Barrage de la Renaissance : l’Éthiopie défie l'Égypte et va inaugurer son mégaprojet hydraulique

L’Éthiopie a annoncé l’achèvement du Grand barrage de la Renaissance, le plus grand projet hydroélectrique d’Afrique. Malgré les appels répétés de l’Égypte à signer un accord contraignant sur la gestion des eaux du Nil, Addis-Abeba maintient sa ligne : le barrage n’est «pas une menace, mais une opportunité». L’inauguration est prévue en septembre.
Le Premier ministre éthiopien Abiy Ahmed a confirmé, le 3 juillet 2025, devant le Parlement, que le Grand barrage de la Renaissance était entièrement achevé. Situé sur le Nil Bleu, à une trentaine de kilomètres de la frontière soudanaise, ce barrage géant représente, depuis 2011, le projet énergétique le plus ambitieux d’Afrique. Il pourra produire 5 150 mégawatts, soit l’équivalent de cinq réacteurs nucléaires.

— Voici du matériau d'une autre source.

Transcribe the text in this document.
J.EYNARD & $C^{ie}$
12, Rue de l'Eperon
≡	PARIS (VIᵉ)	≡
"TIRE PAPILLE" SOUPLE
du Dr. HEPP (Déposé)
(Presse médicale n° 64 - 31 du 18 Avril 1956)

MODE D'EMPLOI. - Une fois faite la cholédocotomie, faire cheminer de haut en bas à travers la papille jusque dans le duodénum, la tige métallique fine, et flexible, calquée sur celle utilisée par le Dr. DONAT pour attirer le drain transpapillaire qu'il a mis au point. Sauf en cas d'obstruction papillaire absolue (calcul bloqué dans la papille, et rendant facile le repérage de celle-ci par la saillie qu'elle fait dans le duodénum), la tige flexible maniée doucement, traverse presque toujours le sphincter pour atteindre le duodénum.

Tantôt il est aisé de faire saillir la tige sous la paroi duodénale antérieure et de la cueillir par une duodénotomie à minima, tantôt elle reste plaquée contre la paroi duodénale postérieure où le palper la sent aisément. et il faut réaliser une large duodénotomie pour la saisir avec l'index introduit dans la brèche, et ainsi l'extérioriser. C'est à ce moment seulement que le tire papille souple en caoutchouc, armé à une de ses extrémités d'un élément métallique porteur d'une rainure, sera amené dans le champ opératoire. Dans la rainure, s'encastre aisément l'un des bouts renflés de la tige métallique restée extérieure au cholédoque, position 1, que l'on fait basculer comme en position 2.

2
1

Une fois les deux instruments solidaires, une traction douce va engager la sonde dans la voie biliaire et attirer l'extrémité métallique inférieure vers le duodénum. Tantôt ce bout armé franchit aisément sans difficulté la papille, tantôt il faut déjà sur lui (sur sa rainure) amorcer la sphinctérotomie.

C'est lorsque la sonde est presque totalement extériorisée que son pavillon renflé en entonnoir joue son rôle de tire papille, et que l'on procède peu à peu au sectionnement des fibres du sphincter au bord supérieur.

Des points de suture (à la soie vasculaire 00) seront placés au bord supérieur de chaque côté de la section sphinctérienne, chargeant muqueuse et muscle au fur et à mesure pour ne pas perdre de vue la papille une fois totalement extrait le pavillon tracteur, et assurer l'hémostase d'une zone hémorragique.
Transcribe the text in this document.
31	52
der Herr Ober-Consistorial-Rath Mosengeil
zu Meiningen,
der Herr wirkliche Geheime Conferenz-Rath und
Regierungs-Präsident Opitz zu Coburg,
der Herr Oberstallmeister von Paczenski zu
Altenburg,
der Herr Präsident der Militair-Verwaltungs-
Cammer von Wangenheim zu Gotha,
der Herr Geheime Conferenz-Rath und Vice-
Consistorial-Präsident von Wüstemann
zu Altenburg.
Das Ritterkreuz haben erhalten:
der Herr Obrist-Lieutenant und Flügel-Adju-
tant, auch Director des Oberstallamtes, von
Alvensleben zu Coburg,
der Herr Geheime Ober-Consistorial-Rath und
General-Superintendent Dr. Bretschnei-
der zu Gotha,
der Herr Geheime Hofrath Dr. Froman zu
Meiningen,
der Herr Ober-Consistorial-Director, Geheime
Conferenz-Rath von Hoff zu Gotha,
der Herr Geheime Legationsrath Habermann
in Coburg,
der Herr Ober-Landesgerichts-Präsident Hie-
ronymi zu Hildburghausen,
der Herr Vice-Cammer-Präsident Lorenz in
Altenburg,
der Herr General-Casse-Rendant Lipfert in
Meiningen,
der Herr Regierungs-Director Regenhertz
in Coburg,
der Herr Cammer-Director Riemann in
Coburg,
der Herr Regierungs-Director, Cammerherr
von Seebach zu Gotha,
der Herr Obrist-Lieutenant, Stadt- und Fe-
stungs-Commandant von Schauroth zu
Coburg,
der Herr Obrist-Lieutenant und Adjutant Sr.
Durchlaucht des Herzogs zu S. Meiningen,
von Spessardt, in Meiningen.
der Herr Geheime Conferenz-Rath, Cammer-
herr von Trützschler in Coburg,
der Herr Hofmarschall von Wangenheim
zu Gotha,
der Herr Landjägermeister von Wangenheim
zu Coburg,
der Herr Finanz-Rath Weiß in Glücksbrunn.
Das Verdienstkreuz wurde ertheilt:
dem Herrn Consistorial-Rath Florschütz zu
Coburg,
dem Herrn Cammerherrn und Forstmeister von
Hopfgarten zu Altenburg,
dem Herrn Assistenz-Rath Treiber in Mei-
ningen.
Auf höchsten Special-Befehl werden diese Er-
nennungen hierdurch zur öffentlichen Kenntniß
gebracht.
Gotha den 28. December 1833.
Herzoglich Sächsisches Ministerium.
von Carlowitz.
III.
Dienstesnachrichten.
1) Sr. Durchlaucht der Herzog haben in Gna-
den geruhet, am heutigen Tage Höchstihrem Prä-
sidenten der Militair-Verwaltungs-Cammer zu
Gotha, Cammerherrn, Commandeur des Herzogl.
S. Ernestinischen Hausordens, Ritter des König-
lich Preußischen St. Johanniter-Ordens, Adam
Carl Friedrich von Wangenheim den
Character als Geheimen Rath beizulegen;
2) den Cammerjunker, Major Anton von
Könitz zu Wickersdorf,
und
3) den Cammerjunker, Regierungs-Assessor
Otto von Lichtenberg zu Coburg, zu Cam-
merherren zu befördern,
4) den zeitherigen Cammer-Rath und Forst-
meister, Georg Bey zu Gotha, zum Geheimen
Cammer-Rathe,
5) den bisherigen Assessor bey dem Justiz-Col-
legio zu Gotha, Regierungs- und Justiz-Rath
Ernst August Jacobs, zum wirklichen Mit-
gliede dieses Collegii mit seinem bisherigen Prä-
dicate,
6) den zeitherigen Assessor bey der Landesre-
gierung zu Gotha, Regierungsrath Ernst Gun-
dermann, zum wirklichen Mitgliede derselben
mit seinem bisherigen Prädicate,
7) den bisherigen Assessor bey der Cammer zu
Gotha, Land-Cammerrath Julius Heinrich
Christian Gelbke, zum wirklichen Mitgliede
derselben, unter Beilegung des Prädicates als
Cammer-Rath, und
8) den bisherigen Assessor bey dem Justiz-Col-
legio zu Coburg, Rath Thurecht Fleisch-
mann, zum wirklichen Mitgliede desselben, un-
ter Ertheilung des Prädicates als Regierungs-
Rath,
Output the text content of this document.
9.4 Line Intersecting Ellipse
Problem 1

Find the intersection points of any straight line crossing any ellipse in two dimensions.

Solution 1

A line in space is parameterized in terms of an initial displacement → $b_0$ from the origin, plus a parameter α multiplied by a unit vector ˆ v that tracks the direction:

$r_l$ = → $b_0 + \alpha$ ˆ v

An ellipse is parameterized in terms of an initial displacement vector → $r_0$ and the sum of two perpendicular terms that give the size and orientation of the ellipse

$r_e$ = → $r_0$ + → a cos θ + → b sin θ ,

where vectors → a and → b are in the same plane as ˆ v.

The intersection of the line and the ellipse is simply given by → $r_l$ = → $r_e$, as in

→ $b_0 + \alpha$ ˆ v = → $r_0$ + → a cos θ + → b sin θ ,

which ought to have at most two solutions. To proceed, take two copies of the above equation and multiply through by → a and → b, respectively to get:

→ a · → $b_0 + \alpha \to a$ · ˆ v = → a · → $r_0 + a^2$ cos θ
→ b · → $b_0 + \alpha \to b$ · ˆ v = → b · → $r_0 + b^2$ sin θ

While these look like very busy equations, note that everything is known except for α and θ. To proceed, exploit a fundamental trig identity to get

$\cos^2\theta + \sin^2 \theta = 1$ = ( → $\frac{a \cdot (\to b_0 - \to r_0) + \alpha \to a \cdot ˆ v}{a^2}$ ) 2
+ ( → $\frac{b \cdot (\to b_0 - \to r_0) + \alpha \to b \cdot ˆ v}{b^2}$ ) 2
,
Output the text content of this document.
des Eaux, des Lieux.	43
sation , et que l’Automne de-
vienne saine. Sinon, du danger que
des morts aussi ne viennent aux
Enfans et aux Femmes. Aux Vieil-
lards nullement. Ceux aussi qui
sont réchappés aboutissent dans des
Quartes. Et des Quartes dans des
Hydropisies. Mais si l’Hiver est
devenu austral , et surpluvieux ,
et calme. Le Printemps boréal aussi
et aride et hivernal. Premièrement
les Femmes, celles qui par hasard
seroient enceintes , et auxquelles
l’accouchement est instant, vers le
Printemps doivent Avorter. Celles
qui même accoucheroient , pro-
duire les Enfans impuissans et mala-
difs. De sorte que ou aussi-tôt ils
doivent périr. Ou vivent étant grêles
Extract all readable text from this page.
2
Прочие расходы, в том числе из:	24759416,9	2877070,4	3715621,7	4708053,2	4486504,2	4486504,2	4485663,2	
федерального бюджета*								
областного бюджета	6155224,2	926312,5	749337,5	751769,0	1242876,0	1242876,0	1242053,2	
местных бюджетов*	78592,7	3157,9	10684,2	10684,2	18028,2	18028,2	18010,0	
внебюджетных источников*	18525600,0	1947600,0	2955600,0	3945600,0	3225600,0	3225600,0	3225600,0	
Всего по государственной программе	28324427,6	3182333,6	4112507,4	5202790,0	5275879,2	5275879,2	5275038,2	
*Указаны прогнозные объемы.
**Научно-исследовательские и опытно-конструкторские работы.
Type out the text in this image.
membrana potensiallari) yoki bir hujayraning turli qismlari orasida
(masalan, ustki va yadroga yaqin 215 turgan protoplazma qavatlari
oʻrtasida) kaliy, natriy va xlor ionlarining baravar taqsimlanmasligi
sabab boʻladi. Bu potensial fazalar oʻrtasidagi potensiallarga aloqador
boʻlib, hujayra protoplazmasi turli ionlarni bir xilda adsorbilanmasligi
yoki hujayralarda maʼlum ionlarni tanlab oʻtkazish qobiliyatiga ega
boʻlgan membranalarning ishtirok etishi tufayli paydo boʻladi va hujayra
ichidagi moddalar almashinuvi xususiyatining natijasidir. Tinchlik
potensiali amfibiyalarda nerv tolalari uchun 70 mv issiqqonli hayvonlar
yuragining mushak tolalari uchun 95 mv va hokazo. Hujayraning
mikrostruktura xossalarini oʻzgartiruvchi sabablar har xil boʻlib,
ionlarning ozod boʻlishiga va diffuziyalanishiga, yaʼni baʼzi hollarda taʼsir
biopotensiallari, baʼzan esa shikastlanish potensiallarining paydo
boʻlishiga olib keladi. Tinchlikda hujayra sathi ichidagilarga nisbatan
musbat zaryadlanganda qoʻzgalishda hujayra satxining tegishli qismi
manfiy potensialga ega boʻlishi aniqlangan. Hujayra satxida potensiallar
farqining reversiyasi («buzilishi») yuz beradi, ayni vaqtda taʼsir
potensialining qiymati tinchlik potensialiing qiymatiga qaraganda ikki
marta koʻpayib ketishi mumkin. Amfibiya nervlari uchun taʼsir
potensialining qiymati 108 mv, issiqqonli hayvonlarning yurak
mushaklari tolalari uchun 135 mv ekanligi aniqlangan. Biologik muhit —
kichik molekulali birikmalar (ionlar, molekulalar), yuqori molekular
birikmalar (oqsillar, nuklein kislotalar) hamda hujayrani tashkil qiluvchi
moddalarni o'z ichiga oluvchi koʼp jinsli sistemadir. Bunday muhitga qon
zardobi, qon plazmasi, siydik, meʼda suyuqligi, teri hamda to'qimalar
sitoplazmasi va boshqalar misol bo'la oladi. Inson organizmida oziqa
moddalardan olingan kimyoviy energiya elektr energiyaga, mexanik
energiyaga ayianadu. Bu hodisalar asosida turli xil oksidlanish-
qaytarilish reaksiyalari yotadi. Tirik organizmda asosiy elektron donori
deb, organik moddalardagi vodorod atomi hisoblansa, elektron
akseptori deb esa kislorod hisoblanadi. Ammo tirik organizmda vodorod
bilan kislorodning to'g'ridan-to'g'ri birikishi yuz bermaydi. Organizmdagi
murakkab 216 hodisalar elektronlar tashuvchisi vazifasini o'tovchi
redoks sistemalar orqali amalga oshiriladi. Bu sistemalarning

L’Éthiopie a prévu son inauguration officielle en septembre 2025.
« Le barrage de la Renaissance n’est pas une menace, mais une opportunité partagée », a déclaré Abiy Ahmed dans un message adressé à l’Égypte et au Soudan. Il a également invité les gouvernements des deux pays à participer à la cérémonie inaugurale, appelant à une coopération « fondée sur le progrès et l’énergie partagés ».
Le projet est estimé à 4,2 milliards de dollars et permettra aussi à Addis-Abeba d’exporter de l’électricité vers le Soudan, le Kenya et Djibouti. La compagnie Ethiopian Electric Power estime que la production annuelle du barrage pourrait atteindre 15 760 GWh.
Le Caire hausse le ton et agite la menace
Mais au Caire, le ton est radicalement différent. L’Égypte considère ce projet comme une menace existentielle. Le pays tire plus de 90 % de ses ressources en eau douce du Nil et craint que le remplissage du réservoir du barrage éthiopien — d’une capacité de 74 milliards de m³ — ne réduise dramatiquement son approvisionnement. « L’Égypte n’autorisera aucun préjudice à sa part des eaux du Nil », a martelé le Premier ministre égyptien Mostafa Madbouly lors d’une conférence de presse, le 9 juillet. Il a réitéré l’exigence d’un accord juridiquement contraignant.
Le ministère égyptien des Ressources hydriques a dénoncé la politique du fait accompli d’Addis-Abeba. Le ministre des Affaires étrangères, Badr Abdelatty, a été encore plus clair : « Si un préjudice survient, l’Égypte agira pour défendre ses intérêts nationaux. »
Les autorités égyptiennes continuent de s’appuyer sur les accords coloniaux hérités de 1929 et 1959, qui accordent à l’Égypte et au Soudan un quasi-monopole sur les eaux du Nil, ignorant donc les droits des pays africains situés en amont.
Entre prudence et réalités régionales
Le Soudan, quant à lui, reste en position d’équilibriste. Si Khartoum s’est montré, par le passé, plutôt favorable au barrage, la proximité géographique du barrage éthiopien — à moins de 30 kilomètres — inquiète. « Le Soudan ne possède aucun grand barrage sur le Nil et risque de souffrir d’un manque d’eau », a expliqué un expert soudanais, soulignant aussi le risque de crues incontrôlées en cas de mauvaise coordination.
Un accord-cadre a pourtant été signé en octobre 2024 par six pays riverains du Nil — dont l’Éthiopie, le Burundi, le Rwanda, la Tanzanie, l’Ouganda et le Soudan du Sud — mais ni l’Égypte ni le Soudan n’y ont adhéré. Le Premier ministre égyptien a d’ailleurs insisté auprès d’Abiy Ahmed, lors du sommet des BRICS début juillet 2025, pour transformer les promesses verbales en un document officiel.
Du côté éthiopien, le discours reste constant : ouverture au dialogue, mais refus de toute soumission aux anciens traités hérités de l’époque coloniale. Abiy Ahmed a déclaré : « L’Égypte ne perdra pas un seul litre d’eau à cause du barrage de la Renaissance » et a invité ses voisins à l’inauguration prévue en septembre 2025.
Malgré plus d’une décennie de négociations sous l’égide de l’Union africaine et de médiations internationales, aucun accord juridiquement contraignant n’a encore été trouvé entre l’Éthiopie, l’Égypte et le Soudan concernant la gestion à long terme des eaux du Nil. L’inauguration du barrage de la Renaissance, attendue pour septembre 2025, pourrait ainsi relancer les discussions ou, au contraire, cristalliser davantage les tensions.